Download or read book The Second Creek War written by John T. Ellisor and published by University of Nebraska Press. This book was released on 2020-03-01 with total page 509 pages. Available in PDF, EPUB and Kindle. Book excerpt: Historians have traditionally viewed the Creek War of 1836 as a minor police action centered on rounding up the Creek Indians for removal to Indian Territory. Using extensive archival research, John T. Ellisor demonstrates that in fact the Second Creek War was neither brief nor small. Indeed, armed conflict continued long after peace was declared and the majority of Creeks had been sent west. Ellisor’s study also broadly illuminates southern society just before the Indian removals, a time when many blacks, whites, and Natives lived in close proximity in the Old Southwest. In the Creek country, also called New Alabama, these ethnic groups began to develop a pluralistic society. When the 1830s cotton boom placed a premium on Creek land, however, dispossession of the Natives became an economic priority. Dispossessed and impoverished, some Creeks rose in armed revolt both to resist removal west and to drive the oppressors from their ancient homeland. Yet the resulting Second Creek War that raged over three states was fueled both by Native determination and by economic competition and was intensified not least by the massive government-sponsored land grab that constituted Indian removal. Because these circumstances also created fissures throughout southern society, both whites and blacks found it in their best interests to help the Creek insurgents. This first book-length examination of the Second Creek War shows how interethnic collusion and conflict characterized southern society during the 1830s.

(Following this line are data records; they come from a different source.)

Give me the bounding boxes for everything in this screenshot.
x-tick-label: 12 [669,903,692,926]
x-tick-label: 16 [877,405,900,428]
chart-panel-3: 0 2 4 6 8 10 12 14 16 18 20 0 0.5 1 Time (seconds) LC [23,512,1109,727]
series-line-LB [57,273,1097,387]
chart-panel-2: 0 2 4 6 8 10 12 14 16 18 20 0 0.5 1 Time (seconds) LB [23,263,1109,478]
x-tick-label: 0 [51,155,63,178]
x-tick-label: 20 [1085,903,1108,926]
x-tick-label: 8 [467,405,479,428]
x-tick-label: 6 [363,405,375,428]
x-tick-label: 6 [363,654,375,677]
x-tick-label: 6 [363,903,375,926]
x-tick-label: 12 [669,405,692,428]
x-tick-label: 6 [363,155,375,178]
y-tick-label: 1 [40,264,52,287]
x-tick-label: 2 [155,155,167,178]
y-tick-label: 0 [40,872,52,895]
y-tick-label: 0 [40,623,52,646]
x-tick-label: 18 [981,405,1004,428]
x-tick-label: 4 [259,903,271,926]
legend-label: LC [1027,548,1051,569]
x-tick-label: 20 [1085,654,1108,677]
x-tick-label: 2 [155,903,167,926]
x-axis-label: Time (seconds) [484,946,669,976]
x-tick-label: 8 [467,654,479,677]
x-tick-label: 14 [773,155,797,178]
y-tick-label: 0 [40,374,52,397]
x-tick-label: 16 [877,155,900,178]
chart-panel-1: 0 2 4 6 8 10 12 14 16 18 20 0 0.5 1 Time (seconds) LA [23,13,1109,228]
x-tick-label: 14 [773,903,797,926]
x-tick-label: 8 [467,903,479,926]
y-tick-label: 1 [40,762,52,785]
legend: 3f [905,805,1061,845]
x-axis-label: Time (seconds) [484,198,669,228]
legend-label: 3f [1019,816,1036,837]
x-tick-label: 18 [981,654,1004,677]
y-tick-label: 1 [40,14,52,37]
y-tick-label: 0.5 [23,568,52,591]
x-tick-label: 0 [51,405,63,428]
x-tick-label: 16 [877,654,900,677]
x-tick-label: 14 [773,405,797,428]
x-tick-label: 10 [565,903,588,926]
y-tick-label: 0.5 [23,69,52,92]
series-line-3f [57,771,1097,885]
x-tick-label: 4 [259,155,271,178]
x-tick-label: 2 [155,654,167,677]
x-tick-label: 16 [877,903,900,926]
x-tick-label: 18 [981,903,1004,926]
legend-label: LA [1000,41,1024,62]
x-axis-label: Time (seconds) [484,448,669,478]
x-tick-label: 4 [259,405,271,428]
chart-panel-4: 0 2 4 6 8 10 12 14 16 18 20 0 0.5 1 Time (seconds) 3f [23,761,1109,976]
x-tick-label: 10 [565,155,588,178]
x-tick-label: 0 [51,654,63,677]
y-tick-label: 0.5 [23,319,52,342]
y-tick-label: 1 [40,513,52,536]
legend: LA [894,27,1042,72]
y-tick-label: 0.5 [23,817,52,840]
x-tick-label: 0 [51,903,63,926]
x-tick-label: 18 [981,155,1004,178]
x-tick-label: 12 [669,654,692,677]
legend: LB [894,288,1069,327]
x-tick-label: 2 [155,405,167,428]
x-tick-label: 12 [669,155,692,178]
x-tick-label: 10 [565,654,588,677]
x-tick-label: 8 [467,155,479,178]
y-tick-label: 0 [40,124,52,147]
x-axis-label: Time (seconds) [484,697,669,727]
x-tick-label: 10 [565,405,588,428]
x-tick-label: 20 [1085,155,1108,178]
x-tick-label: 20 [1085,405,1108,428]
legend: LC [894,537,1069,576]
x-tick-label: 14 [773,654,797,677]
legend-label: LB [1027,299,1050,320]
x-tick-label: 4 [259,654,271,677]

Download or read book Tecumseh and the Quest for Indian Leadership written by Russell David Edmunds and published by Longman Publishing Group. This book was released on 1984 with total page 0 pages. Available in PDF, EPUB and Kindle. Book excerpt: A biography of the Indian leader who tried to protect his people.
Download or read book Indian History for Young Folks written by Francis Samuel Drake and published by . This book was released on 1885 with total page 502 pages. Available in PDF, EPUB and Kindle. Book excerpt:
Download or read book Tecumseh Brock written by James Laxer and published by House of Anansi. This book was released on 2012 with total page 370 pages. Available in PDF, EPUB and Kindle. Book excerpt: A political scientist, scholar and the best-selling author of Stalking the Elephant: My Discover of America describes the War of 1812 and discusses the strange alliance of a Shawnee chieftain and an English Major-General.